P7293235このまま湯田中に行ってもよかったのだが、時刻を調べるとそう長い時間を長野電鉄で過ごすこともできず、時刻表を検討して途中の信州中野で下車。近郊の駅らしく橋上駅舎である。この中野市は、「しゃぼん玉」「証證寺の狸ばやし」「東京音頭」などの作曲で知られる中山晋平の出生地とか。東京ヤクルトのテーマ曲ともいえる「東京音頭」がこの人の作曲であるとは知らなかった。記念館もあるようだが今日はこのまま須坂方面に引き返すことにする。

P7293237信州中野からの列車は元営団地下鉄の車両。昭和30何年という製造年を示すプレートが壁に貼られている。この列車で小布施駅に戻る。昔ながらの「汽車の駅」を彷彿とさせる島式ホーム。柱にかけられた駅名標にも昔ながらの味がある。

さてこの小布施、情緒ある町並みや、栗やリンゴをはじめとした果物のうまさがあり、最近注目を浴びている町の一つだ。また、葛飾北斎が晩年にこの町に滞在したこともあり、歴史文化の面でも人気を集めている。
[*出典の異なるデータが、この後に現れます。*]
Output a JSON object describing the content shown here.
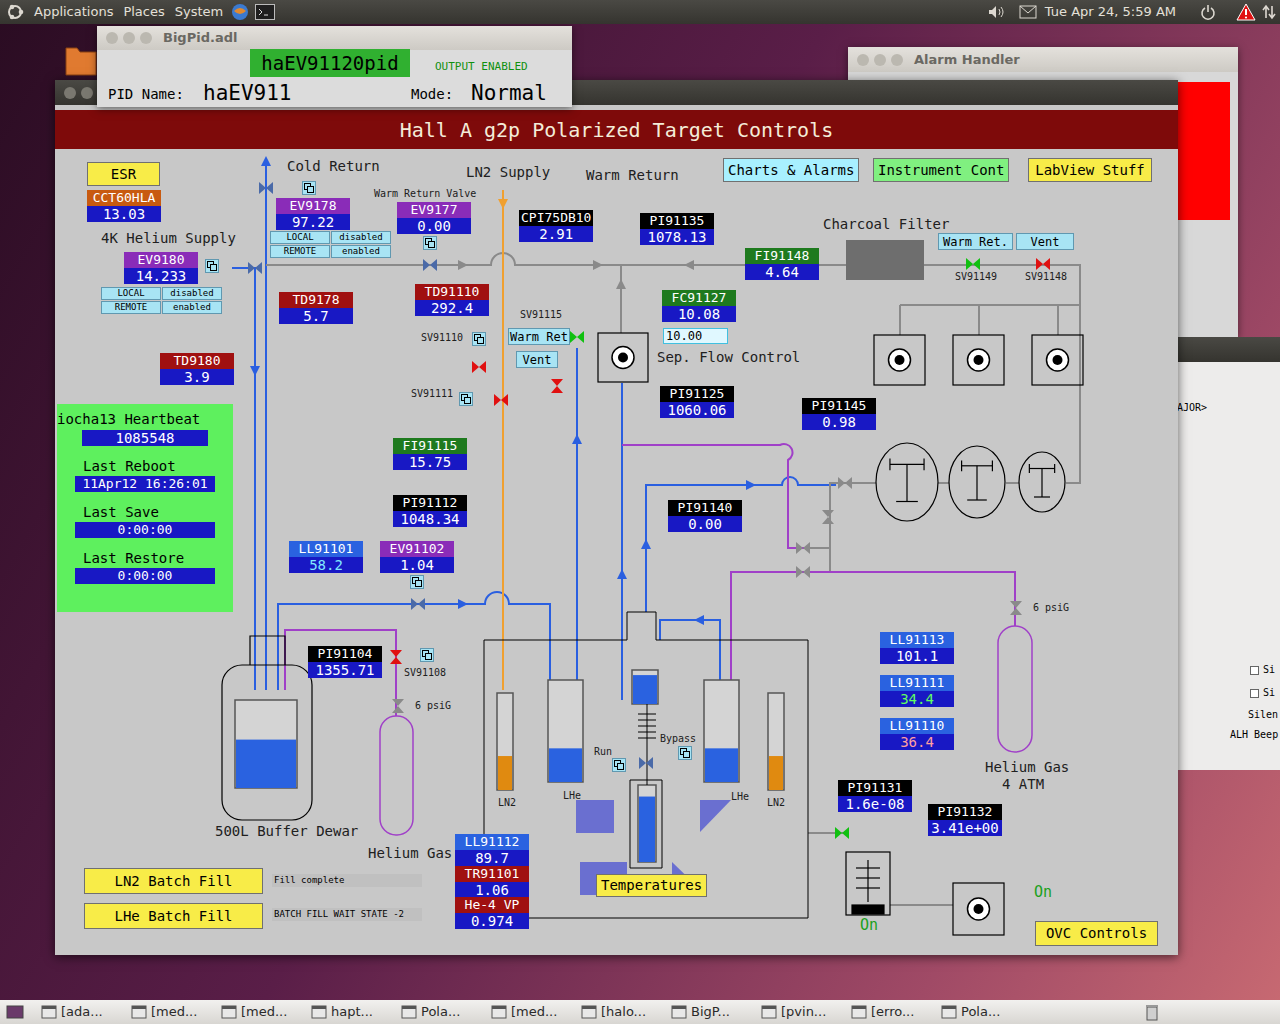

P7293240駅からしばらく歩くと早速に古い建物に出会う。そうそう、小布施は酒の産地でもあり、由緒ある酒蔵も目に付く。それ以外にも自然と古くなって味をだしている建物も多い。

ただ、北斎館を中心とした一角は、これは典型的な、軒を連ねた土産物店の連発である。一応建物は昔風にこしらえられており、それなりの景観は保たれているが、いずれこの町も小京都を名乗るか、俗化していくのかどちらかだろうなと感じてしまう。ただそんなことはすぐに自分の中で封印して、北斎館の見学をする。富嶽三十六景の紹介や、北斎が得意とした静物の緻密な模写の紹介に思わずうなってしまう。

P7293244結局小布施の見学時間もそう確保できず、栗のアイスクリームをなめながら、栗の小道をたどりながら、駅に戻る。多くの観光客はクルマやバスで訪れるのだろうが、こうしたレトロな風情の駅というのも、小布施観光のムードを高めてくれることは改めて書いておこう。

P7293263もっと時間があれば、蔵の町として知られる須坂や、川中島合戦の舞台でもあり、江戸時代には真田氏の城下町として栄えた松代も歩いてみたかった。せめて午前中からならそれもできたことだろうが・・・・。結局須坂から松代経由の屋代行きに乗車。無人駅も多く、ワンマンカーでの運転である。

終点の屋代から、しなの鉄道に乗る。平成に入ってからの新幹線の開通によりJRの手から離されてしまった第三セクター。屋代まで来てはじめて、しなの鉄道と長野電鉄の全線が乗り放題というきっぷが売られているのを見つけた。これがあればもっと安くあげることができたのだが、気づいたときにはもう長野電鉄を乗り終えてしまっていた。

P7293284このまま軽井沢まで乗りとおし、横川行きのJR関東バスにつなぐ。発時刻は18時15分だが、これが横川に下る最終便とか。ここに来て雨も落ちてきた。この日は長野以南で、雷を伴う大雨というのが予想されていたが、こちらの列車・バスの運行には影響がないようで、そのまま下り、さらに高崎行きの普通につなぐ。横川の「峠の釜めし」はさすがにこの時間では売切れていた。

さてこの日、私はほとんど雨に遭うことはなかったが、関東近辺、特に山沿いの路線は大なり小なり列車の遅れや一時運転見合せなどで大変だったようだ。都心に雷が落ちた映像から、この日の夜行われた参議院選挙開票速報の特番で、「これは安部政権に対する天の怒りです」などとほざいていたメディアがあったように聞こえたが・・・・。そんなに断定できるほど、メディアの発言は絶大なのかね・・・・。今思えば、これも公平さを欠く報道ではなかったのか。

・・・まあ、それはさておき夜もふけた高崎線を南下する。今回の旅、新潟県中越沖地震で一部区間が不通になったことからイメージしたコースだったが、元のプランと比べてもいろんな面で充実していたように思う。

と同時に、被災された方に対して改めてお見舞い申し上げます・・・・。